My mind was super clear - this was not something I wanted to be a part of, no matter the amount of money thrown at me. Don't get me wrong, I come from a middle-class Indian family. So it isn't like I had a bed of cash which I slept on that gave me the comfort to take this decision. It was just that I was brought up in a way where money was an enabler, never a want. It had aligned my lifestyle such that I didn't need much to live comfortably.
However, friends around me started singing caution tales. "Karthik, this is career suicide. In 4-5 years, your friends (read 'us') would have gone way past you in their careers. Then you'll look back at this decision and regret it." Written in quotes, but ya, sort of a paraphrased version of what a lot of friends told me.
With a smile I listened to it all. It didn't matter where my friends were or would be in their careers. I knew one thing for sure - I wouldn't be happy if I continued to work in that job and that was all I needed to make the decision. Sorry J.P. Morgan, no more blood-sucking hours from me. Here's the beginning of finding my inner entrepreneur's motivation.
At around the same time I had given the CAT - an MBA entrance exam for Indian colleges - and had gotten through. I thought that an MBA might give me the time to decide what move I wanted to make next. And boy did it deliver for me instantly!
When I went to college, what I saw was an absolute circus. My classmates were already getting ready to battle it out for the internship placements. And this wasn't their fault alone - the system was set up to give importance only to placements. Everything else - learning, making friends, finding what you actually enjoy and want to do in your career - was secondary.
Here I was, once again, with people who were ready to commit their lives to something, without actually considering if it was right for them. I had lived that life and I didn't want any part of it. I promptly opted out of the placements and decided to act on entrepreneurial motivation - it was time for me to actually start something of my own and define the kind of life I want to lead.
People tell tales of how their startup idea found them.

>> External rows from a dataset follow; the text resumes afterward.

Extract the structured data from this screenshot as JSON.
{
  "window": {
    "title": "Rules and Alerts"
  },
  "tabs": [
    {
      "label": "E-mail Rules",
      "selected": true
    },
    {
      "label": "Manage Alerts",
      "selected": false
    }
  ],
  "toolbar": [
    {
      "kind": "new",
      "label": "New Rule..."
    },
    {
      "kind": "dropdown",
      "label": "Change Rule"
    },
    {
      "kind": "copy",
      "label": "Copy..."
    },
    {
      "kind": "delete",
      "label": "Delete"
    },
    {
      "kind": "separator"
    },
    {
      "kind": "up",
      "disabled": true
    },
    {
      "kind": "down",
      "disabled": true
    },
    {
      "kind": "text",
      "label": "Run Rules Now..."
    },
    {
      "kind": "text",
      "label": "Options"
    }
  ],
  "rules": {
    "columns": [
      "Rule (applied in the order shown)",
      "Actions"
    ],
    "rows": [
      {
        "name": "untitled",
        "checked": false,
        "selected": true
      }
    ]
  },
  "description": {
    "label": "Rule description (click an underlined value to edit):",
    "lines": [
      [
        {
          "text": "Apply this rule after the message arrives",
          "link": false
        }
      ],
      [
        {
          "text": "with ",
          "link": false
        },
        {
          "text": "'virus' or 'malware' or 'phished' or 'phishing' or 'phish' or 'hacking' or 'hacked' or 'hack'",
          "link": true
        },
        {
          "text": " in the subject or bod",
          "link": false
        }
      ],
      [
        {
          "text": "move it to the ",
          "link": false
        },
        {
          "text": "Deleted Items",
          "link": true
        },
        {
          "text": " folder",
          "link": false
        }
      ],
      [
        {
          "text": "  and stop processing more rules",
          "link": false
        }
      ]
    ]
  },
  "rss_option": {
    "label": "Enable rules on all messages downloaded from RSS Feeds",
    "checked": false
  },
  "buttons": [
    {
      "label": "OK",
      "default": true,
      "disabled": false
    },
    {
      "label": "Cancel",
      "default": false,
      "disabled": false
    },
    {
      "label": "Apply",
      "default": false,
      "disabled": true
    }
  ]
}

How the motivation to become an entrepreneur had been a part of them since childhood. How building startups was always the only thing they wanted to do in life. In all honesty, that wasn't the case for me. It's just that entrepreneurship is the only way of life that gives me happiness.
It is work that I have chosen and I love doing. People I love to work with. No competition on any random structures placed by external parties. Just logical goals that make sense for my startup and are worth fighting for.
Could I have been richer if I had taken the job at London? Or through placements at the MBA college? Hell yeah! I certainly don't want to sound philosophical here, but just posing the simplest question - aren't we doing all of this to be happy? Why chase something (money/career/<insert other materialistic things>) that could then maybe deliver happiness, rather than directly chasing happiness today. That's it. That was the motivation to become an entrepreneur - to be happy.
So to finally answer the question in the long-winded manner I tend to, I decided to start-up because I realised it makes me happy. Today. Not at a future mythological time. And I have made this promise to myself, that the day even entrepreneurship doesn't motivate me or give me happiness, it would be time to move on from it too.
So if you are struggling with any decision, especially career-wise, maybe that's the question to ask - what's going to give you the maximum happiness today. It might sound like I am trivialising things, but frankly, I have found that more often than not, it leads to the best outcomes.
So, does this story prompt some kind of change? At least a few thoughts?